The challenge is the advent of reasonable LED lighting, which has allowed the proliferation of clear, white, poorly installed security luminaires, which transport the suburbs of cities. On the other hand, friendly neighbors, those who conscientiously recycle and communicate about how to reduce theft and car trips, do not hesitate to install new unshielded motion-sensing LED lighting fixtures in their homes, leaving curtains and blinds open at night.

The most attractive thing is that the arrival of LED lighting deserves to mean the death of light pollution. They can be easily protected, mitigated, timed and controlled. That’s why Robertson is angry: we already have the solution to light pollution, but still society can’t be bothered to do anything.

LED safety luminaires are too bright, leading to glare and excessive light pollution.

Fear of the dark is, argues Robertson, one of the reasons why it’s challenging to get people to switch off, or even reduce the brightness, of all kinds of lights—including, perhaps most importantly, streetlights in urban areas. “This fear is intrinsically human,” she writes, from experience. “But for too long, darkness has been wrongly blamed for societal issues and used as a symbol for all things evil.”

His argument is based on the fact that it is not the darkness that terrifies people; It is male violence.

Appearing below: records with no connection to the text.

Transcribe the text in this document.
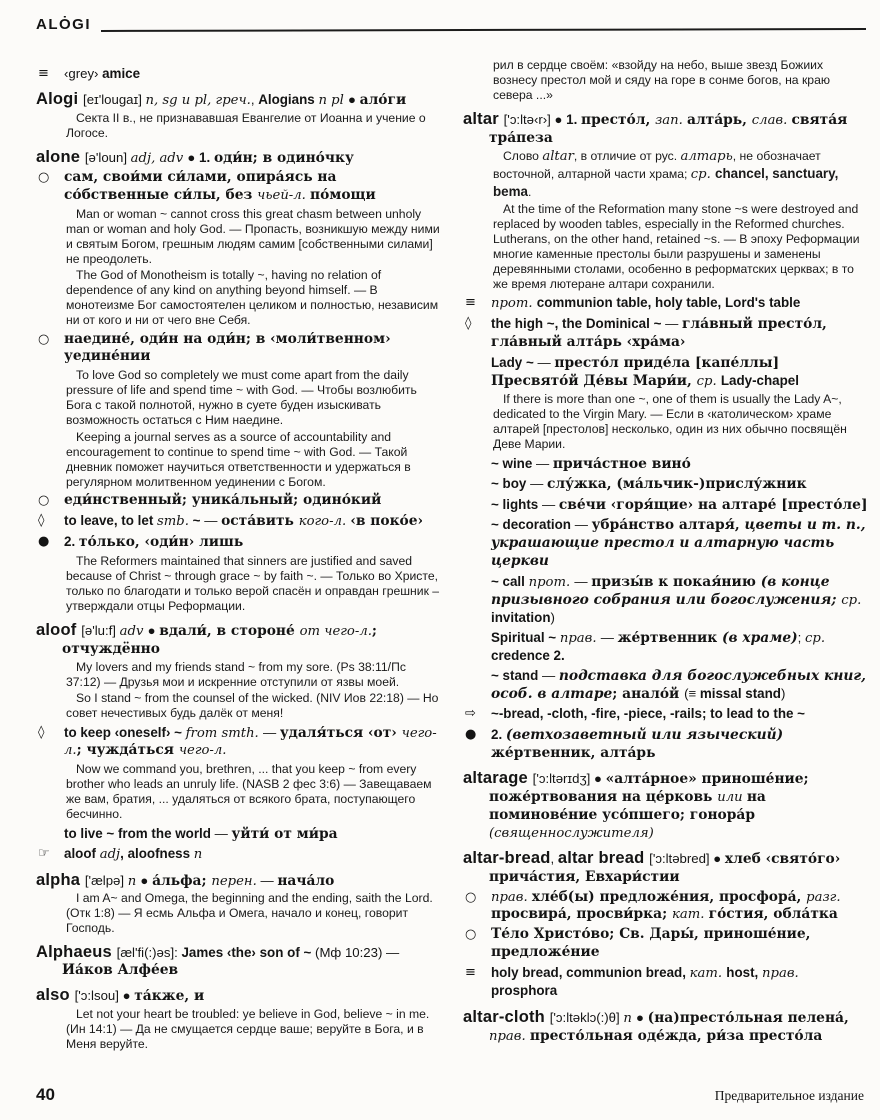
ALȮGI
≡ ‹grey› amice
Alogi [eɪ'lougaɪ] n, sg и pl, греч., Alogians n pl ● ало́ги
Секта II в., не признававшая Евангелие от Иоанна и учение о Логосе.
alone [ə'loun] adj, adv ● 1. оди́н; в одино́чку
○ сам, свои́ми си́лами, опира́ясь на со́бственные си́лы, без чьей-л. по́мощи
Man or woman ~ cannot cross this great chasm between unholy man or woman and holy God. — Пропасть, возникшую между ними и святым Богом, грешным людям самим [собственными силами] не преодолеть.
The God of Monotheism is totally ~, having no relation of dependence of any kind on anything beyond himself. — В монотеизме Бог самостоятелен целиком и полностью, независим ни от кого и ни от чего вне Себя.
○ наедине́, оди́н на оди́н; в ‹моли́твенном› уедине́нии
To love God so completely we must come apart from the daily pressure of life and spend time ~ with God. — Чтобы возлюбить Бога с такой полнотой, нужно в суете буден изыскивать возможность остаться с Ним наедине.
Keeping a journal serves as a source of accountability and encouragement to continue to spend time ~ with God. — Такой дневник поможет научиться ответственности и удержаться в регулярном молитвенном уединении с Богом.
○ еди́нственный; уника́льный; одино́кий
◊ to leave, to let smb. ~ — оста́вить кого-л. ‹в поко́е›
● 2. то́лько, ‹оди́н› лишь
The Reformers maintained that sinners are justified and saved because of Christ ~ through grace ~ by faith ~. — Только во Христе, только по благодати и только верой спасён и оправдан грешник – утверждали отцы Реформации.
aloof [ə'lu:f] adv ● вдали́, в стороне́ от чего-л.; отчуждённо
My lovers and my friends stand ~ from my sore. (Ps 38:11/Пс 37:12) — Друзья мои и искренние отступили от язвы моей.
So I stand ~ from the counsel of the wicked. (NIV Иов 22:18) — Но совет нечестивых будь далёк от меня!
◊ to keep ‹oneself› ~ from smth. — удаля́ться ‹от› чего-л.; чужда́ться чего-л.
Now we command you, brethren, ... that you keep ~ from every brother who leads an unruly life. (NASB 2 фес 3:6) — Завещаваем же вам, братия, ... удаляться от всякого брата, поступающего бесчинно.
to live ~ from the world — уйти́ от ми́ра
☞ aloof adj, aloofness n
alpha ['ælpə] n ● а́льфа; перен. — нача́ло
I am A~ and Omega, the beginning and the ending, saith the Lord. (Отк 1:8) — Я есмь Альфа и Омега, начало и конец, говорит Господь.
Alphaeus [æl'fi(:)əs]: James ‹the› son of ~ (Мф 10:23) — Иа́ков Алфе́ев
also ['ɔ:lsou] ● та́кже, и
Let not your heart be troubled: ye believe in God, believe ~ in me. (Ин 14:1) — Да не смущается сердце ваше; веруйте в Бога, и в Меня веруйте.
рил в сердце своём: «взойду на небо, выше звезд Божиих вознесу престол мой и сяду на горе в сонме богов, на краю севера ...»
altar ['ɔ:ltə‹r›] ● 1. престо́л, зап. алта́рь, слав. свята́я тра́пеза
Слово altar, в отличие от рус. алтарь, не обозначает восточной, алтарной части храма; ср. chancel, sanctuary, bema.
At the time of the Reformation many stone ~s were destroyed and replaced by wooden tables, especially in the Reformed churches. Lutherans, on the other hand, retained ~s. — В эпоху Реформации многие каменные престолы были разрушены и заменены деревянными столами, особенно в реформатских церквах; в то же время лютеране алтари сохранили.
≡ прот. communion table, holy table, Lord's table
◊ the high ~, the Dominical ~ — гла́вный престо́л, гла́вный алта́рь ‹хра́ма›
Lady ~ — престо́л приде́ла [капе́ллы] Пресвято́й Де́вы Мари́и, ср. Lady-chapel
If there is more than one ~, one of them is usually the Lady A~, dedicated to the Virgin Mary. — Если в ‹католическом› храме алтарей [престолов] несколько, один из них обычно посвящён Деве Марии.
~ wine — прича́стное вино́
~ boy — слу́жка, (ма́льчик-)прислу́жник
~ lights — све́чи ‹горя́щие› на алтаре́ [престо́ле]
~ decoration — убра́нство алтаря́, цветы и т. п., украшающие престол и алтарную часть церкви
~ call прот. — призы́в к покая́нию (в конце призывного собрания или богослужения; ср. invitation)
Spiritual ~ прав. — же́ртвенник (в храме); ср. credence 2.
~ stand — подставка для богослужебных книг, особ. в алтаре; анало́й (≡ missal stand)
⇨ ~-bread, -cloth, -fire, -piece, -rails; to lead to the ~
● 2. (ветхозаветный или языческий) же́ртвенник, алта́рь
altarage ['ɔ:ltərɪdʒ] ● «алта́рное» приноше́ние; поже́ртвования на це́рковь или на поминове́ние усо́пшего; гонора́р (священнослужителя)
altar-bread, altar bread ['ɔ:ltəbred] ● хлеб ‹свято́го› прича́стия, Евхари́стии
○ прав. хле́б(ы) предложе́ния, просфора́, разг. просвира́, просви́рка; кат. го́стия, обла́тка
○ Те́ло Христо́во; Св. Дары́, приноше́ние, предложе́ние
≡ holy bread, communion bread, кат. host, прав. prosphora
altar-cloth ['ɔ:ltəklɔ(:)θ] n ● (на)престо́льная пелена́, прав. престо́льная оде́жда, ри́за престо́ла
40	Предварительное издание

A colorful description of a Friday night in the Welsh valleys demonstrates that a curfew for men would be more effective than advising women to stay home after dark.

Laced with lyrical anger, All Through The Night is also an entertaining primer on humanity’s relationship with the night, including the night sky. One of the most fun chapters examines the history of stargazing. It begins with an account of witnessing a total solar eclipse in 1999—complete with a very British tale of pointlessly fiddling with eclipse glasses while thick clouds blocked the view—from beside a neolithic burial chamber.

Robertson tells us about the growing popularity of astronomy during Covid-19 and works backwards, through Lemaître’s theories on the origin of the universe through Isaac Newton, Chinese astronomy, Native American petroglyphs, Greeks, Romans, Egyptians, Babylonians, and Neolithic sites. United Kingdom, Ireland, Turkey and Germany. ” From day one, we’ve aimed for the stars and beyond,” Robertson writes. Will we continue to wonder where the next adventure will take us if we can’t see the stars?

That astronomers are dreamers is a compelling argument. We’ve found someone who complains that we’re “wasting money” on space exploration and moon landings, and we’ve also discovered someone who never looks at the stars.

Light pollutants want their moment. Eventually, it may be the next plastic in the oceans or noise pollutants (whichever is accepted by society), but for now, it’s just a niche spin-off of the crusade to reduce carbon emissions. After all, any mild pollutant is immediate evidence of wasted energy. The fact that Dark Sky parks are thriving, as well as the first Dark Sky Resort in 2023, is wonderful news, but on their own they will create dark night skies only for the travel-able elite and rural dwellers. Want more articles on the “best places for stargazing?”Unless the search for dark skies is a movement in urban areas, the night is doomed to fail.

The night sky is a playground for science and humanity, and offers a rich vein for writers, but most books on the subject lack emotion. Not so All Through The Night, a highly original book that tackles this wonderful social challenge from unforeseen angles. He’s furious about the loss of the stars, but it was born out of a love of the night that Robertson desperately seeks to share. “I need you to fall in love with the night,” she writes. I need you to protect me and fight for him before he’s gone forever. “

Here are Robertson’s Dark Sky Friendly rules— it’s as easy as the flick of a switch:

I wish you clear skies and wide-open eyes.